Background: Fusobacterium sp. plays a crucial role in the tumorigenesis and development of gastrointestinal tumors. Our research group previously disclosed that Fusobacterium sp. was more abundant in gastric cancer (GC) tissues than adjacent non-cancerous (NC) tissues. However, Fusobacterium sp. did not exist in all GC tissues and the differentiated features of GC with or without Fusobacterium sp. infection is not clear. Methods: The expression data of 61 GC tissues came from 16S rRNA gene sequencing. Comparison groups were defined based on sOTU at the genus level of Fusobacterium sp., which was performed by the Qiime2 microbiome bioinformatics platform. We used Chi-square and Fisher's exact test to compare clinicopathological parameters, and used Kaplan-Meier analysis, Cox univariate and multivariate analysis to compare prognosis. Micro-ecological environment comparison was characterized by 16S rRNA gene sequencing, and the metabolic function prediction was applied by PICRUSt2. Results of microbial diversity, differential enrichment genus and metabolic function in GC with or without Fusobacterium sp. infection was validated with 229 GC tissues downloaded from an independent cohort in ENA database (PRJNA428883). Results: The infection rate of Fusobacterium sp. in 61 GC tissues was 52.46% and elderly GC patients were more prone to Fusobacterium sp. infection. GC patients infected with Fusobacterium sp. were more likely to have tumor-infiltrating lymphocytes and p53 expression.
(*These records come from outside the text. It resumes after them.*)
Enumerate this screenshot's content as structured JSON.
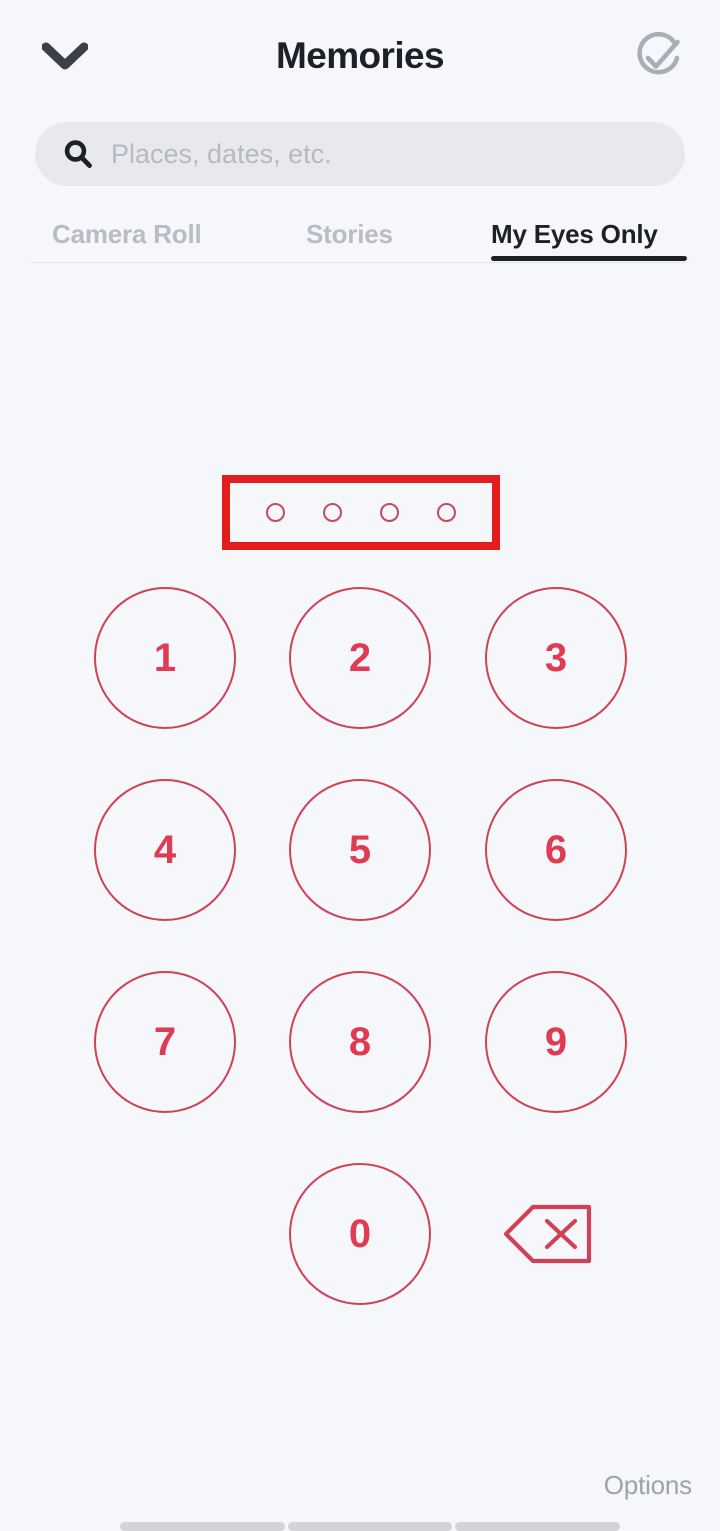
{
  "app": {
    "background_color": "#f6f7fa",
    "accent_color": "#e03b53",
    "annotation_color": "#e11d1d"
  },
  "header": {
    "title": "Memories",
    "back_icon": "chevron-down-icon",
    "confirm_icon": "check-circle-icon"
  },
  "search": {
    "icon": "search-icon",
    "value": "",
    "placeholder": "Places, dates, etc."
  },
  "tabs": {
    "items": [
      {
        "label": "Camera Roll",
        "active": false
      },
      {
        "label": "Stories",
        "active": false
      },
      {
        "label": "My Eyes Only",
        "active": true
      }
    ]
  },
  "passcode": {
    "dot_count": 4,
    "entered_count": 0,
    "dots": [
      "",
      "",
      "",
      ""
    ],
    "annotated": true,
    "annotation_label": "passcode-dots-highlight"
  },
  "keypad": {
    "keys": [
      {
        "label": "1"
      },
      {
        "label": "2"
      },
      {
        "label": "3"
      },
      {
        "label": "4"
      },
      {
        "label": "5"
      },
      {
        "label": "6"
      },
      {
        "label": "7"
      },
      {
        "label": "8"
      },
      {
        "label": "9"
      },
      {
        "label": "0"
      }
    ],
    "backspace_icon": "backspace-delete-icon"
  },
  "footer": {
    "options_label": "Options",
    "home_indicator_segments": 3
  }
}
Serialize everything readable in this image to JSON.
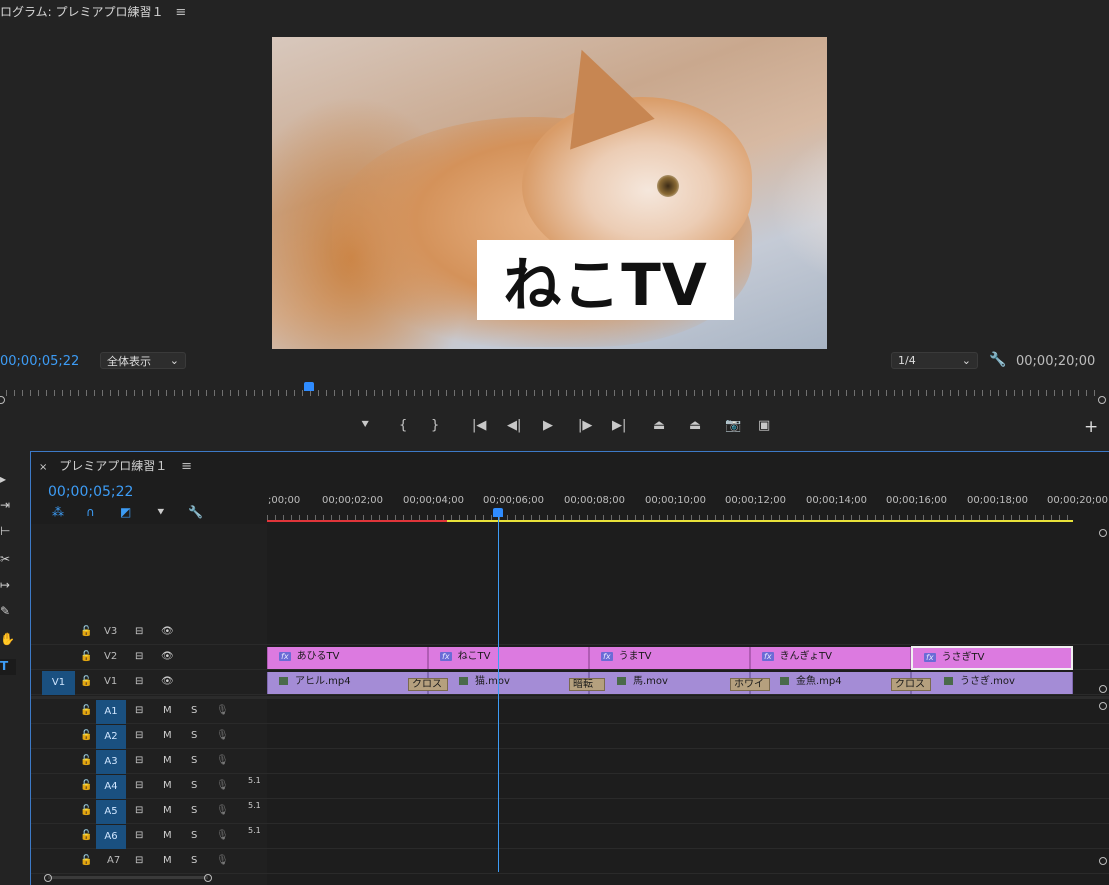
{
  "program_monitor": {
    "title": "ログラム: プレミアプロ練習１",
    "menu_icon": "≡",
    "caption": "ねこTV",
    "timecode": "00;00;05;22",
    "fit": "全体表示",
    "resolution": "1/4",
    "duration": "00;00;20;00",
    "playhead_fraction": 0.283
  },
  "transport": {
    "marker": "⯆",
    "in": "{",
    "out": "}",
    "go_in": "|◀",
    "step_back": "◀|",
    "play": "▶",
    "step_fwd": "|▶",
    "go_out": "▶|",
    "lift": "⏏",
    "extract": "⏏",
    "export_frame": "📷",
    "compare": "▣",
    "add": "+"
  },
  "timeline": {
    "close": "×",
    "sequence_name": "プレミアプロ練習１",
    "menu_icon": "≡",
    "timecode": "00;00;05;22",
    "ruler_labels": [
      ";00;00",
      "00;00;02;00",
      "00;00;04;00",
      "00;00;06;00",
      "00;00;08;00",
      "00;00;10;00",
      "00;00;12;00",
      "00;00;14;00",
      "00;00;16;00",
      "00;00;18;00",
      "00;00;20;00"
    ],
    "video_tracks": [
      {
        "name": "V3"
      },
      {
        "name": "V2"
      },
      {
        "name": "V1",
        "target": "V1"
      }
    ],
    "audio_tracks": [
      {
        "name": "A1",
        "m": "M",
        "s": "S",
        "badge": ""
      },
      {
        "name": "A2",
        "m": "M",
        "s": "S",
        "badge": ""
      },
      {
        "name": "A3",
        "m": "M",
        "s": "S",
        "badge": ""
      },
      {
        "name": "A4",
        "m": "M",
        "s": "S",
        "badge": "5.1"
      },
      {
        "name": "A5",
        "m": "M",
        "s": "S",
        "badge": "5.1"
      },
      {
        "name": "A6",
        "m": "M",
        "s": "S",
        "badge": "5.1"
      },
      {
        "name": "A7",
        "m": "M",
        "s": "S",
        "badge": ""
      }
    ],
    "v2_clips": [
      "あひるTV",
      "ねこTV",
      "うまTV",
      "きんぎょTV",
      "うさぎTV"
    ],
    "v1_clips": [
      "アヒル.mp4",
      "猫.mov",
      "馬.mov",
      "金魚.mp4",
      "うさぎ.mov"
    ],
    "transitions": [
      "クロス",
      "暗転",
      "ホワイ",
      "クロス"
    ],
    "fx_label": "fx"
  },
  "colors": {
    "accent_blue": "#3d9cf5",
    "v2_clip": "#dc7ae0",
    "v1_clip": "#a48cd6",
    "render_red": "#e0353a",
    "render_yellow": "#e8e23a"
  },
  "icons": {
    "lock": "🔓",
    "eye": "👁",
    "mic": "🎙",
    "output": "⊟"
  }
}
The microbial diversity and microbial structure showed significant differences between two GC tissue groups with 42 differential enrichment genera. The metabolic function of Fusobacterium sp.-positive GC tissues was related to the biosynthesis of lysine, peptidoglycan, and tRNA. The differences in microbial structure, the existence of some differential enrichment genera and the metabolic function of Fusobacterium sp.-positive GC tissues, were then validated by 229 GC tissues of an independent cohort. Conclusions: Fusobacterium sp. infection can affect the phenotypic characteristics, micro-ecological environment, and metabolic functions of GC, which may provide a basis for further exploring the relationship between Fusobacterium sp. infection and carcinogenesis of GC.